“Assume capability, not intent,” is part of a military maxim used in intelligence. While somewhat more arcane when employed in intelligence, its shortened form can serve as an effective and simple reminder of how to approach those with whom we interact in the business world.
Have you ever sat in a meeting and watched the people around the table and started writing your own narrative about them? Your thoughts range from:
“He doesn’t care,” you say about one person.
“She has an agenda she’s trying to push,” you smugly say to yourself about another.
And then there is the inevitable, “He’s lazy and doesn’t want to get the job done.”
What’s the common thread in these stories? They all rely on judgment and jump to conclusions about people’s intentions based only on opinions and feelings. Because of this, they do not improve our personal and professional relationships, which leads to distrust and negatively affects how a team functions.
And in the process of assuming intentions, we create barriers of emotion and misunderstanding between individuals. And then if we pass on those ill-founded conclusions to other members of the team, it can lead to triangulation, which further erodes trust.
Unfortunately, judging intent is easy, and we all succumb to it at one time or another, probably because it can help us justify our own feelings and impressions. Think about it, though. Did you ever try to even figure out your own intentions? It takes a lot of deep thought and work to determine what is going on inside of yourself. How could you presume to know what another person is thinking? It’s impossible.
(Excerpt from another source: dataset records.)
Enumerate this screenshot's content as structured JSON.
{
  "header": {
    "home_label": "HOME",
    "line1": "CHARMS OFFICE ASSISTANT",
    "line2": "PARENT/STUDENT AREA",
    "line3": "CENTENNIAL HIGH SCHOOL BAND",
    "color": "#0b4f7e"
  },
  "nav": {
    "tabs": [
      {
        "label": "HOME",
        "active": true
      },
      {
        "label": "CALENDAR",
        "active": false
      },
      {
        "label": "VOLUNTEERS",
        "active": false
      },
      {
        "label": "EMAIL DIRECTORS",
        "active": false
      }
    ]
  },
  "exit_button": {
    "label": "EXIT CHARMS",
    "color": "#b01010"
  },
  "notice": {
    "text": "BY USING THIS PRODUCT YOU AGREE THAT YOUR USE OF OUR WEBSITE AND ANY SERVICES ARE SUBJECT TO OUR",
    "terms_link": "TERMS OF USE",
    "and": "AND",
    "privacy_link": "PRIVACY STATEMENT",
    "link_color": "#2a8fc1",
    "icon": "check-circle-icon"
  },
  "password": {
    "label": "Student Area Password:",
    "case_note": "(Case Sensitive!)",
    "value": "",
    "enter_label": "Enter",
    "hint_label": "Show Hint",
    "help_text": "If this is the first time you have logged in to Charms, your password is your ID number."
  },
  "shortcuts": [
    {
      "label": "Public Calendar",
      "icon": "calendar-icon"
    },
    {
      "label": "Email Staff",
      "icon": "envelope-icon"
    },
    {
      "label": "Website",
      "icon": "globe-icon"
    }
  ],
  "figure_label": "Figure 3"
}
Wouldn’t it be better to approach the narrative you develop in a way that helps you determine an individual’s capabilities so that you can become more curious rather than more judgmental about them? You can start with a few assumptions about those capabilities, and then use them to become more curious. Harness that curiosity to learn and to benefit from the learning. Think about the narrative in the second paragraph this way:
“He doesn’t care,” could be replaced with, “I’m sensing a lack of interest in Bob. I wonder if he’s just got too much on his plate. Maybe he doesn’t understand his role and can be helped with some mentoring. It’s important that I ask him about later. Or maybe we can take a break and have a private conversation.”
“She has an agenda she’s trying to push and wants to get promoted,” could be substituted with, “I’m curious about Janet’s approach. I wonder what expected outcome she sees for this project. She’s a smart person and could really help this team. I need to find out!”
The inevitable, “He’s lazy and doesn’t want to get the job done,” can be reframed with, “I know the project is stalled. I wonder what details I don’t know about Larry’s job function and what might be happening in his life. We need this job done and I believe he can do it – I just need to dig into what’s going on.”
In each case, the observations and occasional assumption about capability is approached from a learning standpoint, not one of judgment. By doing so, we liberate ourselves from leaping to conclusions and embracing the destructive “junk food” of judging the intentions of others.
We are all part of a system, be it two of us, a team, or even a corporation. The norms of such a system are based on values and beliefs. And a personal belief like assuming intention can derail our relationships before they even leave the station. As a coach it is my role to notice when I think this occurs and to become curious about it – and most importantly, not to assume the client’s intent – just his or her capability! It’s an approach that can serve any leader and help build communication and trust in the members of the team.